Produire du
gaz domestique à partir des
immenses dépôts d'ordures du
Caire: un poignée de familles des
quartiers déshérités expérimente une
méthode originale pour fabriquer de l'
énergie propre et
réduire -un
peu- la
pollution qui étouffe la
mégalopole égyptienne.
Le projet
de "biogaz" produit à partir de déchets organiques est né dans le
quartier de Manchiyat Nasser, plus connu sous le nom évocateur de
"ville des ordures", explique Hanna Fathy, l'un de ses promoteurs.
C'est
là que des dizaines de milliers de "zabbaline", les
éboueurs-chiffonniers du Caire, en grande majorité des chrétiens
coptes, trient à la main et dans un dénuement quasi-total les tonnes de
déchets collectées dans les rues de la capitale, pour revendre le fruit
de leur recyclage.
Thomas Culhane, un Américain fondateur de
Solar Cities, une organisation non-gouvernementale qui cherche à
"trouver des solutions locales pour générer de l'énergie renouvelable",
a commencé à partir de 2007 à y installer des panneaux solaires pour
produire de l'eau chaude grâce à 50.000 dollars alloués par l'agence
américaine pour le développement USAID.
Le projet a essaimé dans
le quartier proche de Darb el-Ahmar, majoritairement musulman, avant
qu'en février Thomas Culhane et Hanna Fathy, un habitant de Manchiyat
Nasser, ne proposent aux familles des "fermenteurs à biogaz".
Ces
appareils, fabriqués avec deux bidons et quelques tuyaux, produisent du
gaz "propre" à partir des déchets organiques des ménages.
Les
ordures converties via un processus biochimique impliquant certaines
bactéries, permettent de produire deux heures de méthane quotidiennes
servant à la cuisine, ainsi que de l'engrais qu'il est possible de
revendre, raconte Hanna Fathy.
"Les poubelles de l'un sont la
mine d'or de l'autre", dit Thomas Culhane, qui a vécu plusieurs mois
dans ces quartiers et y retourne fréquemment.
Les panneaux
solaires permettent à une famille de dix personnes d'économiser environ
30 livres égyptiennes (5,40 USD) par mois, et le biogaz environ 10
livres (1,80 dollar), un gain non négligeable alors qu'en Egypte le
revenu des foyers tourne souvent autour de 100 dollars.

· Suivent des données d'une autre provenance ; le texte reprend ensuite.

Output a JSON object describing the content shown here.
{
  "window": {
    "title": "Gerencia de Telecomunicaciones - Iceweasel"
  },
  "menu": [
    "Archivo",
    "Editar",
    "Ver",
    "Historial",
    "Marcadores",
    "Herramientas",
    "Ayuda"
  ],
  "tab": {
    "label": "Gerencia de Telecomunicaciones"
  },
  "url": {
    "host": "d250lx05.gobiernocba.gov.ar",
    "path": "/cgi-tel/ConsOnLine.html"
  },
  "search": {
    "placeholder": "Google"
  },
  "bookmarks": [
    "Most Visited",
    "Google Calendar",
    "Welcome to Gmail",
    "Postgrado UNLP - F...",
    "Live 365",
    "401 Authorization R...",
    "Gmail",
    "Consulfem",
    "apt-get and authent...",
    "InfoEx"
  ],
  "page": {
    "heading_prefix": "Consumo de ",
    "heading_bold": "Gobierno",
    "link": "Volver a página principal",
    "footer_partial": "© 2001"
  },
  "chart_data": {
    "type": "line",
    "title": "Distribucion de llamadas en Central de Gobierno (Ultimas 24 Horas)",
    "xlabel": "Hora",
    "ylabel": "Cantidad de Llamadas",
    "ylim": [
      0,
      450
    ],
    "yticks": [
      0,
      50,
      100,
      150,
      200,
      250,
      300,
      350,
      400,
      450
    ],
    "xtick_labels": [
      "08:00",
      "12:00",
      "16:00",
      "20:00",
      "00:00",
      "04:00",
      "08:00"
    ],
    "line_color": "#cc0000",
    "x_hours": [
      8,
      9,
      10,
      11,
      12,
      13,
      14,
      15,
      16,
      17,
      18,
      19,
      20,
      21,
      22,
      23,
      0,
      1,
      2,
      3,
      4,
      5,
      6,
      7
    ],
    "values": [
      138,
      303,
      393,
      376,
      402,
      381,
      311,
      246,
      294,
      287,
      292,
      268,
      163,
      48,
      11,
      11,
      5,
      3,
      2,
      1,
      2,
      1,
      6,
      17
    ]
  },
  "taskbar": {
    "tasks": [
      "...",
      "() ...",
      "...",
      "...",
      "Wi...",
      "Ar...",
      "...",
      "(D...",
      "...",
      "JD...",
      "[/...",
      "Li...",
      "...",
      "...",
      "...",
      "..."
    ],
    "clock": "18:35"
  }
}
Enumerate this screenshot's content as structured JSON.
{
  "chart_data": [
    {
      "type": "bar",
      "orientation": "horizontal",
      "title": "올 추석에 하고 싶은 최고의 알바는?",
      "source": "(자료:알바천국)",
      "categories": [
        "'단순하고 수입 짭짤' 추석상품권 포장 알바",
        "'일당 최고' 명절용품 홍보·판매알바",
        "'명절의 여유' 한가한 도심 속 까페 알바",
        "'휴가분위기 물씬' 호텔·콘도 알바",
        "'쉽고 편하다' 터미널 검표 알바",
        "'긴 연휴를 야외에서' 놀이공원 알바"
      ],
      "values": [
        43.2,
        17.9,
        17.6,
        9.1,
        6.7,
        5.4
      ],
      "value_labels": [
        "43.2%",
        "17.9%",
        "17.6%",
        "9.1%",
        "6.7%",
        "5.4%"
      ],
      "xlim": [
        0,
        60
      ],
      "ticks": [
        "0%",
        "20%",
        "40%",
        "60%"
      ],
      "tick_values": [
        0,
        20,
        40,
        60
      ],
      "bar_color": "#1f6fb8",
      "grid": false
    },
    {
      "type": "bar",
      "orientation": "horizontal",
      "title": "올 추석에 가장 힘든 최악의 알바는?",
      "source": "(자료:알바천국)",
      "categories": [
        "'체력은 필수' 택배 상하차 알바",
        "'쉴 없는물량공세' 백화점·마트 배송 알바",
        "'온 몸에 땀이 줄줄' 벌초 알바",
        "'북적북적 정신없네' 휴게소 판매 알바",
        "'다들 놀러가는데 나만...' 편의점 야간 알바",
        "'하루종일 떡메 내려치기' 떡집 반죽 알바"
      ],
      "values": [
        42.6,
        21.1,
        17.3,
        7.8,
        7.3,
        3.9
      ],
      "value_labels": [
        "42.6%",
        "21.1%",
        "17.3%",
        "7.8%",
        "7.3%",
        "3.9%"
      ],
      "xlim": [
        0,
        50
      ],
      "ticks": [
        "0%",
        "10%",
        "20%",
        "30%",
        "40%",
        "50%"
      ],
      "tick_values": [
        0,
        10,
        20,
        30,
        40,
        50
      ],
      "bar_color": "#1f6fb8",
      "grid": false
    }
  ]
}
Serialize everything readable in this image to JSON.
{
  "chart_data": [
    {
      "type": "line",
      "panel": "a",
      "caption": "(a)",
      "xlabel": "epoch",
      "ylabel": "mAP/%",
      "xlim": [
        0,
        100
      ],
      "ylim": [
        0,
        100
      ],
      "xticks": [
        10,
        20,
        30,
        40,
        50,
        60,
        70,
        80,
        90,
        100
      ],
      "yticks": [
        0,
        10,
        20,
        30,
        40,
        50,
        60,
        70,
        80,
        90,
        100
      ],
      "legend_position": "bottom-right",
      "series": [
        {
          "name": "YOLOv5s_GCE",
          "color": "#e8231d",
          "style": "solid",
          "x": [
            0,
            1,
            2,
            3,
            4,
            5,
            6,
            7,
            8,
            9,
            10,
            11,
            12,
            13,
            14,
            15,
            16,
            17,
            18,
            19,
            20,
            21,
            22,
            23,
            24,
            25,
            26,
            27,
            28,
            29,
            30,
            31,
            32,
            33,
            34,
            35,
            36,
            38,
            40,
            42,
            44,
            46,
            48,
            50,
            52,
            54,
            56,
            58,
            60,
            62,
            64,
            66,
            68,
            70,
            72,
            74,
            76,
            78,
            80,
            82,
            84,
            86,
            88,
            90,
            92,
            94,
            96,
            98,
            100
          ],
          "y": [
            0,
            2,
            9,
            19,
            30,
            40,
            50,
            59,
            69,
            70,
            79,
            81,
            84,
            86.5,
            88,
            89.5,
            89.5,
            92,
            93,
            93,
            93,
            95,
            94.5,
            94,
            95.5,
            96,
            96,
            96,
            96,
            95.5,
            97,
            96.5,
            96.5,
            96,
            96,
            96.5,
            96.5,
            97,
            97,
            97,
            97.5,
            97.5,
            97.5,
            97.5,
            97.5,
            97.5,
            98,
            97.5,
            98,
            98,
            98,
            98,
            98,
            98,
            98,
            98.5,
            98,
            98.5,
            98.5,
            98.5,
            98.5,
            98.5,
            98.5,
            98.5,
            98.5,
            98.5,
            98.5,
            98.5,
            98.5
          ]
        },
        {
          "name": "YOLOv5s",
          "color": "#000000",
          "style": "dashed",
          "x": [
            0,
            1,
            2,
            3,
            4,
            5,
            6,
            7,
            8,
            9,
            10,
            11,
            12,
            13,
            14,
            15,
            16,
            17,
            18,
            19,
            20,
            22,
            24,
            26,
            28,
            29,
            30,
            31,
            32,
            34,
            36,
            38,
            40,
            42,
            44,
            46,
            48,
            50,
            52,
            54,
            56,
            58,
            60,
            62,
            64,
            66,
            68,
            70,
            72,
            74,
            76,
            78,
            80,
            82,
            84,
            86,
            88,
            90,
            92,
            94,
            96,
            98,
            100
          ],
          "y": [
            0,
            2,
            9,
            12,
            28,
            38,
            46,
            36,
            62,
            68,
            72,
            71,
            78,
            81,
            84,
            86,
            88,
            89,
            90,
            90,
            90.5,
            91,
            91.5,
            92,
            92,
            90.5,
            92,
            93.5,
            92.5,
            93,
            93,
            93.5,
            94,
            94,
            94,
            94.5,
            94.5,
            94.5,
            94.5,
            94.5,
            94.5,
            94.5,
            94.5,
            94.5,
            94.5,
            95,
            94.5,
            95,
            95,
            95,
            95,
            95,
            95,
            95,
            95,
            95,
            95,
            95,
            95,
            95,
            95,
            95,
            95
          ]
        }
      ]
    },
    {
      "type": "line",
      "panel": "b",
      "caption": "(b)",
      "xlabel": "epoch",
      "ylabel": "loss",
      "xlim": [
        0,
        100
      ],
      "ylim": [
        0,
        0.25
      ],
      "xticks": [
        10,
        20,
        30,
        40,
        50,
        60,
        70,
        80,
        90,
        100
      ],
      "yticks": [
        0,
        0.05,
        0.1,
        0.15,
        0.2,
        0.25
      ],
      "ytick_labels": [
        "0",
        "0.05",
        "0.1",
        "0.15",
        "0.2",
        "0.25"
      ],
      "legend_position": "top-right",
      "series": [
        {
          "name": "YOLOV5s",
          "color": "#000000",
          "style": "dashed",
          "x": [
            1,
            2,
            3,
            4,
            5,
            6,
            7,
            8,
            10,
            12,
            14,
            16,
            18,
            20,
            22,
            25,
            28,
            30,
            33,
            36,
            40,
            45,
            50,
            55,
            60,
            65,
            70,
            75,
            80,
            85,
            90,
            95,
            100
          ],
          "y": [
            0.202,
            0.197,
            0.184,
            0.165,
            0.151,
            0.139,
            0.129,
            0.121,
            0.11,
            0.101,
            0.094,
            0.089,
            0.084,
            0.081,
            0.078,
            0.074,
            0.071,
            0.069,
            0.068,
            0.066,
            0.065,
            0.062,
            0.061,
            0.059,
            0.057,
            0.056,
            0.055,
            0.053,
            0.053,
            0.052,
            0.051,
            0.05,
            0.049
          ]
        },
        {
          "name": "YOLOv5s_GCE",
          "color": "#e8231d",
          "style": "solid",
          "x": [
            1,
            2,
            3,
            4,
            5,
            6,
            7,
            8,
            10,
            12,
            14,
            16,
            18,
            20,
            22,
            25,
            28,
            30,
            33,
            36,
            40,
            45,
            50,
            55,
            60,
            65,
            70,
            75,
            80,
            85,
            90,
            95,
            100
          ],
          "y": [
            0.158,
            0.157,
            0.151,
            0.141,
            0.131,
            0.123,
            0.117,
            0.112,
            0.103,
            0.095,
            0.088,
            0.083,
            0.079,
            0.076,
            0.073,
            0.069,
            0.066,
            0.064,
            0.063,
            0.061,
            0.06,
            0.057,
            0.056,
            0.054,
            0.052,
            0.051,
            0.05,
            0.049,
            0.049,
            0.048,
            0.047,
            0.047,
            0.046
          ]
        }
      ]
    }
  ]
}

Au total, Solar Cities a installé une trentaine de panneaux solaires et sept "fermenteurs" à biogaz.
Principal
obstacle pour l'association, qui en appelle aux dons, le coût de ces
installations, respectivement de 2.400 livres (430 USD) et 700 livres
(127 USD), dans un pays où le gaz et le fioul sont fortement
subventionnés par les autorités.
Mais "il s'agit d'un très bon système, qui a un avenir ici, surtout maintenant qu'ils ont tué tous nos cochons", soutient Fathy.
Au printemps, les 250.000 porcs du pays ont été abattus sur ordre du gouvernement pour lutter contre la grippe H1N1.
Mais
les cochons, mis hors de cause par l'OMS pour la transmission du virus
à l'homme, se nourrissaient des déchets organiques de la ville,
participant ainsi au recyclage tout en procurant un revenu à leurs
propriétaires.
"Le bruit des porcs me manque", raconte M. Fathy,
montrant les toits de Manchiyat Nasser où les zabbaline ont désormais
entassé chèvres et autres poules. "Ces animaux ne peuvent avaler ce
qu'engloutissaient les cochons".
Le biogaz, encore expérimental,
est lui aussi loin de remplacer les porcs. Mais si ces systèmes étaient
appliqués à grande échelle, "nous pourrions résoudre à 50% le problème
de la pollution en Egypte et le problème des déchets organiques serait
réglé mécaniquement", assure Thomas Culhane.
Solar Cities s'est
rapprochée d'autres associations locales comme celles pour la
protection de l'Environnement (APE) ou des zabbaline, pour tenter de
promouvoir ses projets.
"Nous ne convaincrons pas les gens s'ils ne voient pas par eux-mêmes", estime Hanna Fathy.